Lorna: Yes. Again, if you get all the aspects. For a quick example, in June, I had an automobile accident where I was in a car that was brand new to me. We had 7 miles on it. I was pulling out of the parking lot. My view was blocked and I pulled forward just a little bit and all of a sudden, a car slammed into me. I got out of the car and my chest was really painful and I was afraid I was having a heart attack because I’m 74 years old and heart disease runs through my family. I went to the emergency room and they said I had a partially collapsed lung and I have bruises and all of that.
As soon as I got home, I tapped on myself but then I called on my colleagues to help me tap all of the aspects of the car accident — being in the new car, leaning forward, the sound of the crash, the fear, all of it. We tapped to all pieces of it. I didn’t have any problems driving again in my husband’s car and my car was in the shop for a month. I wasn’t having any problems driving and pulling out of that same parking lot — nothing.
But then I got into the car that I drive. It’s a small SUV and I didn’t have any problems. When I went to pull out of that same parking space which was at my office, I was being cautious and I leaned forward to look to the left and all of a sudden I started to get activated. It was the position I was in that I had neglected to tap on that. The position that I was in was an aspect that hadn’t been released. I’m cautious because maybe I pulled out too soon, but I had to let go of some guilt about it in this new car and all the little pieces of it. I think when you get all of that pieces of something released, then it’s released. It’s amazing. I’ve been doing this for 30 years and I’m still flabbergasted sometimes.
Since Gary Craig started this back in the mid-90s, there’s been a lot of clinical studies. There’s an organization called the Association for Comprehensive Energy Psychology, if people are interested in looking up the research. Energypsych.org is their website.
The research study I was involved in looked at veterans with post-traumatic stress disorder. Looking at the scores, there’s one man who had PTSD from the Korean War. His PTSD on the post-traumatic checklist military PCL-M dropped below the cutoff for PTSD. And the five veterans that I work with, several of them have gone on to get certified as EFT practitioners to work with other veterans. To me it’s wonderfully amazing. They report after the second or third session that their nightmares have gone away and they’re sleeping. Their insomnia scores dropped.

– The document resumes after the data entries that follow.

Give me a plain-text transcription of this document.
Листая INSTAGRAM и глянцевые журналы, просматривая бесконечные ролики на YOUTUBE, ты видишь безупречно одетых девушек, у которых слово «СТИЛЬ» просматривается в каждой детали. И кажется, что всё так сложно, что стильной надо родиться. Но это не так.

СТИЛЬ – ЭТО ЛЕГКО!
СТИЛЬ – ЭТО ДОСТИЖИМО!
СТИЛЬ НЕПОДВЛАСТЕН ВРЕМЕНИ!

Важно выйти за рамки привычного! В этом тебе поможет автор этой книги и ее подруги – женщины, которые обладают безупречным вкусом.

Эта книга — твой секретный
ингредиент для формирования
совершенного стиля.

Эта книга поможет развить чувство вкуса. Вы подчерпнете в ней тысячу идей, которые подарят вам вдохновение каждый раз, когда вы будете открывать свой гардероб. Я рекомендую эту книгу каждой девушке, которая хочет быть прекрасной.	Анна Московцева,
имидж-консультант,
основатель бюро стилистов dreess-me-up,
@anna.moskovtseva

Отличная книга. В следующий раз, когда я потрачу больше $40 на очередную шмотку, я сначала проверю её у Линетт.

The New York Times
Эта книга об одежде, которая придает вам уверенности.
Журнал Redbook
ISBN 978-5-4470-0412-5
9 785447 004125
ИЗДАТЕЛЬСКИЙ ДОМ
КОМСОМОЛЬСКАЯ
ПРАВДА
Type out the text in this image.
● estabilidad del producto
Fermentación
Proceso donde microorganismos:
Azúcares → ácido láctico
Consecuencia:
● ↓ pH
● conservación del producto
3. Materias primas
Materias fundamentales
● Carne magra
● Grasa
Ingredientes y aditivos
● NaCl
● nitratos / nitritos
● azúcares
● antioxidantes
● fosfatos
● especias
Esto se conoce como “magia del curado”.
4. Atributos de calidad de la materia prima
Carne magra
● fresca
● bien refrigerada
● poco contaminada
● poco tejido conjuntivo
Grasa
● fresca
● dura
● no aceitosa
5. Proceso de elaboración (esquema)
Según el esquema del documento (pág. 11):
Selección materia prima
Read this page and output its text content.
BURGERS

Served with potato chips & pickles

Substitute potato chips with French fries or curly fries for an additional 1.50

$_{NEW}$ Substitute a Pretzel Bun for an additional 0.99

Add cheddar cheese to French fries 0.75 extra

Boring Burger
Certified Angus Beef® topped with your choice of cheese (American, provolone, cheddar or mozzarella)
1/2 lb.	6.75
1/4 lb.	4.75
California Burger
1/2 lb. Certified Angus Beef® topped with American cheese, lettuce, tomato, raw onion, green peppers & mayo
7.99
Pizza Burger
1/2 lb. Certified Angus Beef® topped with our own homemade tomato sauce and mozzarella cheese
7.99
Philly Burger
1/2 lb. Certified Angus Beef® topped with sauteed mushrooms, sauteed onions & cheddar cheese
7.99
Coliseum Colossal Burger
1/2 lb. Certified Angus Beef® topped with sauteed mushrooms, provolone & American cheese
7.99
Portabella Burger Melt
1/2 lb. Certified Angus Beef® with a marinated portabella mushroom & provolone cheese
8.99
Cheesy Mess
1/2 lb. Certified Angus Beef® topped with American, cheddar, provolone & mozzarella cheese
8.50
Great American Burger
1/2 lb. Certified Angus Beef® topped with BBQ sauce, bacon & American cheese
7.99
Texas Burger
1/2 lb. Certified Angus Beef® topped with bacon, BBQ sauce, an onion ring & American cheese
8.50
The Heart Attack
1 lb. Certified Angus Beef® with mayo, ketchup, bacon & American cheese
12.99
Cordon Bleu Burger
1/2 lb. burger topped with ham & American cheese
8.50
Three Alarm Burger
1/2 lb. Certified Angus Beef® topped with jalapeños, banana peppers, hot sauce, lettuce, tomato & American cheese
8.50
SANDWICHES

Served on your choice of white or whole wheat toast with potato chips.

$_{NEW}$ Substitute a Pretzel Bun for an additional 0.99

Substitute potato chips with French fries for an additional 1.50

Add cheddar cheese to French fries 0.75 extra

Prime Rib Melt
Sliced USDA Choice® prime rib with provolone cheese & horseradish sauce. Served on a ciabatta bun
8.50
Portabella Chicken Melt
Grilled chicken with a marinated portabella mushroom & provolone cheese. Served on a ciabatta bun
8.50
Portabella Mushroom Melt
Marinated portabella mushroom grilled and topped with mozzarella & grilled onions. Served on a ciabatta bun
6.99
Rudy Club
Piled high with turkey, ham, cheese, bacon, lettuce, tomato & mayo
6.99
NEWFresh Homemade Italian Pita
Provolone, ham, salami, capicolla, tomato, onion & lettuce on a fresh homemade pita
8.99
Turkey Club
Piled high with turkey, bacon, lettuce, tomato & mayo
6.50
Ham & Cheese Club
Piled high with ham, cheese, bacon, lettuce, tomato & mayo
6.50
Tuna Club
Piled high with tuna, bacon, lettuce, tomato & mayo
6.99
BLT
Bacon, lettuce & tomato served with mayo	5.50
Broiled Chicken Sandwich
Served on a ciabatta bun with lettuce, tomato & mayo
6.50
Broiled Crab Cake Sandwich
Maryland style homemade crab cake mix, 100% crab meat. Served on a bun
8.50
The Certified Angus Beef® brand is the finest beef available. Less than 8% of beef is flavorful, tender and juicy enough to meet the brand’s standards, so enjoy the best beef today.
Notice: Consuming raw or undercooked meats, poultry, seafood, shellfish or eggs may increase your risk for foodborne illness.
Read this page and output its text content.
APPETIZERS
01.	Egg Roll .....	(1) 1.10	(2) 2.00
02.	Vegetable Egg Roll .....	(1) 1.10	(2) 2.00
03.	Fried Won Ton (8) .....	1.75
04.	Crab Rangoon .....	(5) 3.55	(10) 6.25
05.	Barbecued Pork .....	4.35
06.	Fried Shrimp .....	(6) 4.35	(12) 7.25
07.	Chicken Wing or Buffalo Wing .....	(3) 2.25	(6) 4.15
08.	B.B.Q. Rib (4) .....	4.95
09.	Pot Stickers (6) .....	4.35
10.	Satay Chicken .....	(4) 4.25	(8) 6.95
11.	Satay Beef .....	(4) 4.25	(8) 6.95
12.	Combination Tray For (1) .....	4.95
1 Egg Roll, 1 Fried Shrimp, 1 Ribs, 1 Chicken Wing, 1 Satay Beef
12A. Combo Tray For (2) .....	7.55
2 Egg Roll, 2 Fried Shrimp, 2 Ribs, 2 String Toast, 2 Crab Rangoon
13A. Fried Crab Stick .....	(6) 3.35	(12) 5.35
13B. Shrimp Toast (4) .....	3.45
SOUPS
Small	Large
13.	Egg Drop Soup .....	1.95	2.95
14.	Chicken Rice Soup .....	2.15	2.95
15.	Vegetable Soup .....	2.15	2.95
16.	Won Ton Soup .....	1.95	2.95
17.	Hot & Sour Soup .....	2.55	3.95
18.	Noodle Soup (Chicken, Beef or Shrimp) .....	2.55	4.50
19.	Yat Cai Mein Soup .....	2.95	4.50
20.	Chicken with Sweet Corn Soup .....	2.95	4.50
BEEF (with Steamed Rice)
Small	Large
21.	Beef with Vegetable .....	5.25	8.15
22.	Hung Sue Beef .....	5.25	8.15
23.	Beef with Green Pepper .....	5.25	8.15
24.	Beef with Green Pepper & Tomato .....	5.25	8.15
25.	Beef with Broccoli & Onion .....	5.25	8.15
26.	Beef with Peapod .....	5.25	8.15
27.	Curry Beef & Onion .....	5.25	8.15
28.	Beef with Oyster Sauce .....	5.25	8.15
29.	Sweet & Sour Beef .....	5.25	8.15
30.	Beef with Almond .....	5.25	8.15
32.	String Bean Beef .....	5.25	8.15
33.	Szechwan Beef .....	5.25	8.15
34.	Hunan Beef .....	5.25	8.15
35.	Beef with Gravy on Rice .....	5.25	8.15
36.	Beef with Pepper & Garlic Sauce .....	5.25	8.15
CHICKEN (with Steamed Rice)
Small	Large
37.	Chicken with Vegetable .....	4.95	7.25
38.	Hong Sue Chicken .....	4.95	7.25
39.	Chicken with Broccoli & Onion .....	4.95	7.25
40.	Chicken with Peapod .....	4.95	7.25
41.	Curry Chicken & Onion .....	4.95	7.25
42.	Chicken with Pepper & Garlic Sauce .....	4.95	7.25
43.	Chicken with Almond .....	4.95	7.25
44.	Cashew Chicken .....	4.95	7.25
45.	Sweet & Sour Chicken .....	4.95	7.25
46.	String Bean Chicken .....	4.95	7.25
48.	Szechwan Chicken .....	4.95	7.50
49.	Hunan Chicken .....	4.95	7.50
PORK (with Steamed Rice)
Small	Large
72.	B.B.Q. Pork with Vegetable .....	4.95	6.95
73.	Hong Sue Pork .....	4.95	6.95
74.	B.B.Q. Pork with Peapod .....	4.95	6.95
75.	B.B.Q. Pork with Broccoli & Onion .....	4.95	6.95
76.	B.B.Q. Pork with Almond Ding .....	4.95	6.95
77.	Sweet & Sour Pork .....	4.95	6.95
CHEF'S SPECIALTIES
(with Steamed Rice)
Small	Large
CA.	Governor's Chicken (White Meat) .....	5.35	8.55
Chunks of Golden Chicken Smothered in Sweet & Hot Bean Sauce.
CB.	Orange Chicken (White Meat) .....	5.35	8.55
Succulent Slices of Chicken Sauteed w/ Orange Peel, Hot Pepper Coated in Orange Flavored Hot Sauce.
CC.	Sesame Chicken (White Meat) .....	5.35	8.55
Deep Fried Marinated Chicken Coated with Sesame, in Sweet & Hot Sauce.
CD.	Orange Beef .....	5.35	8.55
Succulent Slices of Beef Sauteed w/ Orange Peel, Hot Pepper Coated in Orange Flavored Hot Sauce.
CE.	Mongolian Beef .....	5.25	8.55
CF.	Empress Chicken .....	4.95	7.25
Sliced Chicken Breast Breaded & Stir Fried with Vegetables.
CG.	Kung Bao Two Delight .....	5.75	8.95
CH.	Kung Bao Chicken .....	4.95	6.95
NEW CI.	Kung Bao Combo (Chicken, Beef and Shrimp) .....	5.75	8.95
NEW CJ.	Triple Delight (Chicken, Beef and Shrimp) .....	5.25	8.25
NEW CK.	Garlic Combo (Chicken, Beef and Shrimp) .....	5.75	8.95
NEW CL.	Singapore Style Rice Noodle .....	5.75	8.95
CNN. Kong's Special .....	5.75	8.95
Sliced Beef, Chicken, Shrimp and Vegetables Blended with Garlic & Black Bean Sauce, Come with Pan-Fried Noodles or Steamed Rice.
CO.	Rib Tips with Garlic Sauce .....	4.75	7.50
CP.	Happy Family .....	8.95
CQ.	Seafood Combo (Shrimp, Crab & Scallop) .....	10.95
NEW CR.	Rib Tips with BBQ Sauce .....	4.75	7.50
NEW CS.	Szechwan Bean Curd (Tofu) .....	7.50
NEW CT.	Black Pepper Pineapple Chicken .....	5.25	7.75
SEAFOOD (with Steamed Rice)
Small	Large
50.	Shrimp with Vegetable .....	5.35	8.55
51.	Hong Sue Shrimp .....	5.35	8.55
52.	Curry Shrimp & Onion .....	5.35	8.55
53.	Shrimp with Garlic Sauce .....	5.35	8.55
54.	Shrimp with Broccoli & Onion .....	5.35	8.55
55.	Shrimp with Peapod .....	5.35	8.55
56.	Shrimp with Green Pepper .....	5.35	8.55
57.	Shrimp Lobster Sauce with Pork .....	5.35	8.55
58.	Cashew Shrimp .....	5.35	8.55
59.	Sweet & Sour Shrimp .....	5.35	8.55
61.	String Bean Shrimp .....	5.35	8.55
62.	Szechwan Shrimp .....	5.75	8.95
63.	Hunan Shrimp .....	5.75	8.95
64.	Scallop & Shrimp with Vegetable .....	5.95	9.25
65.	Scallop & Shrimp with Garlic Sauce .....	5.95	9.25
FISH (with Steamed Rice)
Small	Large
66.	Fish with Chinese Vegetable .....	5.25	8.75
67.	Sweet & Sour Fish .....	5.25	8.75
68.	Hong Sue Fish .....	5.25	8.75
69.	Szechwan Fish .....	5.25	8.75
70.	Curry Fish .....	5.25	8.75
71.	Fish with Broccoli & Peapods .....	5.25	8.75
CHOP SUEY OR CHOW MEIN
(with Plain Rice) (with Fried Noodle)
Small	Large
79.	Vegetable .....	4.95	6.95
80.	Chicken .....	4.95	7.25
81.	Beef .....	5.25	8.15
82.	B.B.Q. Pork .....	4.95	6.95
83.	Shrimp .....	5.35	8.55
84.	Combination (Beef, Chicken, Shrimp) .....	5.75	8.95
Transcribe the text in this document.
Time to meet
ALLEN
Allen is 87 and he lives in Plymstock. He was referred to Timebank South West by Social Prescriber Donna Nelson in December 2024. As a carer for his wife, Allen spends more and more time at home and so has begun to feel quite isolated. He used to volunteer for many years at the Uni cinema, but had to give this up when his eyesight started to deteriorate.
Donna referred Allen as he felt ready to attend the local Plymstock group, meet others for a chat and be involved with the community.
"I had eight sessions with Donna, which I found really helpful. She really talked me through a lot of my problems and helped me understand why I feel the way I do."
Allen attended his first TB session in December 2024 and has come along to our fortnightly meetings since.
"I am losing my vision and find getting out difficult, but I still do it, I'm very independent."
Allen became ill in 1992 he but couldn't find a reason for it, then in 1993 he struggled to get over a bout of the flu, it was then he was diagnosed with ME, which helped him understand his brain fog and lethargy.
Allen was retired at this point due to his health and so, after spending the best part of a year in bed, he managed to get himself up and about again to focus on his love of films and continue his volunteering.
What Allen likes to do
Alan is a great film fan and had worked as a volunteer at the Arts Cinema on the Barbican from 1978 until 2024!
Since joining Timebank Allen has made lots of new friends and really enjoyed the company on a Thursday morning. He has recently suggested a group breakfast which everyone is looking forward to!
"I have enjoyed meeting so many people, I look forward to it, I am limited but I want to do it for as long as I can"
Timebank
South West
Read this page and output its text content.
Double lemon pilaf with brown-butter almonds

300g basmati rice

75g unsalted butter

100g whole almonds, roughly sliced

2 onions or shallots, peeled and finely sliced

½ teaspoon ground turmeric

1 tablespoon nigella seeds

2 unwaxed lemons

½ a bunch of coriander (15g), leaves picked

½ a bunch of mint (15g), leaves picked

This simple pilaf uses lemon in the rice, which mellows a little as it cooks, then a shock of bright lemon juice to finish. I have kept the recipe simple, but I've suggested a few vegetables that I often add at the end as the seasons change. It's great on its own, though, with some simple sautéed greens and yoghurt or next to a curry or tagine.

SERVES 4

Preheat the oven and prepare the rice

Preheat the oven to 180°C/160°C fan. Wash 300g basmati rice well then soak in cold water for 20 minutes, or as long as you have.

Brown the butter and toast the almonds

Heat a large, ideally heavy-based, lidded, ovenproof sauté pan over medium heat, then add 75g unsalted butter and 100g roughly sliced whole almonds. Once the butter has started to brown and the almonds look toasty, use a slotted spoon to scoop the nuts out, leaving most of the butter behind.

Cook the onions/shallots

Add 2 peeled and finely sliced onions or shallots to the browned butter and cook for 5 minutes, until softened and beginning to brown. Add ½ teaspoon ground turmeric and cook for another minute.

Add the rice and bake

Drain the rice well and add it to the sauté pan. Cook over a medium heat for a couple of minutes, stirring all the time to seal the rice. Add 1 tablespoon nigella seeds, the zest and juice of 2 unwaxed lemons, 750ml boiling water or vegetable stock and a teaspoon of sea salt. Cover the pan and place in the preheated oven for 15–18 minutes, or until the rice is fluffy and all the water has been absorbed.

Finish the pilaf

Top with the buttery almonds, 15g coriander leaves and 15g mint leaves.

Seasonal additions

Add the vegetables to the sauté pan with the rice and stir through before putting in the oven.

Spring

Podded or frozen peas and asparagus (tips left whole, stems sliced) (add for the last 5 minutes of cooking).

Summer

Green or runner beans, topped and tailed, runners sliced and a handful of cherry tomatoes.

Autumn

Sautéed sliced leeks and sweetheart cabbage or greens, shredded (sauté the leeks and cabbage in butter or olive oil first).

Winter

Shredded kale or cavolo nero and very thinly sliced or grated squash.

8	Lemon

I have an article that’s written for the Journal of Medical Acupuncture. That’s the case study of one of the veterans that I worked with. If he doesn’t do his tapping and something’s going wrong, he knows the reason it’s going off is because he hasn’t done his tapping. So they continue to do it and that’s the other part I like is that they can continue. People can do it on their own and between. They can continue to make progress in between sessions.
NCA: Finally, what advice would you give someone looking to get started in the career path that you chose?
Lorna: One of the things I would say is to look at how you want to coach. What do you want to do? You can’t be all things to all people. If you want to be a business coach, or an executive coach or a life coach or a love coach — to narrow down especially at the start. I think that was my problem in the beginning. Everything was too broad. Narrow down what kind of coach you want to be and find the best coaching training for that. Because again in coaching, like EFT, anybody can be a coach. You don’t have to be trained. Well, I beg to differ. I think you need to know really well how to do what you’re doing because you’re affecting people’s lives.